Ein paar Scheinchen für den Arzt

Der sensibelste Bereich: das Gesundheitswesen. Jorgos A. kann davon ein Lied singen. Der Epileptiker bekam beim Kochen einen Anfall und erlitt Verbrennungen dritten Grades an der linken Hand. Statt gleich operiert zu werden, wurde er im Unfallkrankenhaus drei Wochen hingehalten und vom behandelnden Arzt mehrfach aufgefordert, in dessen Privatklinik die dringend nötige Hauttransplantation machen zu lassen. Vermutlich wäre er gegen ein „fakelaki“ auch im öffentlichen Spital operiert worden, sagt er. „Ich habe das natürlich erkannt, aber ich wollte da nicht mitmachen.“ Jorgos ließ sich dann in Deutschland operieren, wo er aufwuchs. Aber natürlich gibt es auch die „anderen“, die Krankenhausärzte, die sich trotz ihres dürftigen Gehalts von anfangs 1200 Euro aufopfernd und ehrlich um Patienten kümmern.

Der schlechte Beamtensold mag mitverantwortlich sein für die Korruptionsanfälligkeit.
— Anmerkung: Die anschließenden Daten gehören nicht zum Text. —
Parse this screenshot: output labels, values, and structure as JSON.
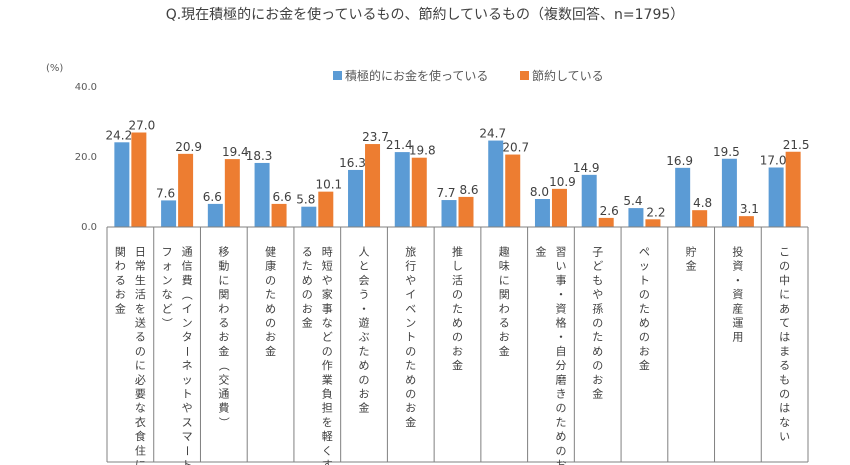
{
  "chart_data": {
    "type": "bar",
    "title": "Q.現在積極的にお金を使っているもの、節約しているもの（複数回答、n=1795）",
    "unit_label": "(%)",
    "ylim": [
      0,
      40
    ],
    "yticks": [
      "40.0",
      "20.0",
      "0.0"
    ],
    "ytick_values": [
      40,
      20,
      0
    ],
    "legend_position": "top",
    "colors": {
      "active": "#5B9BD5",
      "saving": "#ED7D31"
    },
    "categories": [
      "日常生活を送るのに必要な衣食住に関わるお金",
      "通信費（インターネットやスマートフォンなど）",
      "移動に関わるお金（交通費）",
      "健康のためのお金",
      "時短や家事などの作業負担を軽くするためのお金",
      "人と会う・遊ぶためのお金",
      "旅行やイベントのためのお金",
      "推し活のためのお金",
      "趣味に関わるお金",
      "習い事・資格・自分磨きのためのお金",
      "子どもや孫のためのお金",
      "ペットのためのお金",
      "貯金",
      "投資・資産運用",
      "この中にあてはまるものはない"
    ],
    "series": [
      {
        "name": "積極的にお金を使っている",
        "values": [
          24.2,
          7.6,
          6.6,
          18.3,
          5.8,
          16.3,
          21.4,
          7.7,
          24.7,
          8.0,
          14.9,
          5.4,
          16.9,
          19.5,
          17.0
        ],
        "labels": [
          "24.2",
          "7.6",
          "6.6",
          "18.3",
          "5.8",
          "16.3",
          "21.4",
          "7.7",
          "24.7",
          "8.0",
          "14.9",
          "5.4",
          "16.9",
          "19.5",
          "17.0"
        ]
      },
      {
        "name": "節約している",
        "values": [
          27.0,
          20.9,
          19.4,
          6.6,
          10.1,
          23.7,
          19.8,
          8.6,
          20.7,
          10.9,
          2.6,
          2.2,
          4.8,
          3.1,
          21.5
        ],
        "labels": [
          "27.0",
          "20.9",
          "19.4",
          "6.6",
          "10.1",
          "23.7",
          "19.8",
          "8.6",
          "20.7",
          "10.9",
          "2.6",
          "2.2",
          "4.8",
          "3.1",
          "21.5"
        ]
      }
    ]
  }
}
Für große Korruptionsskandale aber ist Geldmangel keine Erklärung. Da nahmen etwa Politiker aller Parteien über Jahre vom Siemens-Konzern Millionen für die Erteilung von Aufträgen; wer wie viel, das will derzeit ein U-Ausschuss klären. Eine Immobilienschieberei um klösterlichen Besitz der abgewählten Konservativen unter Kostas Karamanlis soll jedenfalls einen Abt der nordgriechischen Mönchsrepublik Athos, aber auch Karamanlis-Kumpels reich gemacht haben.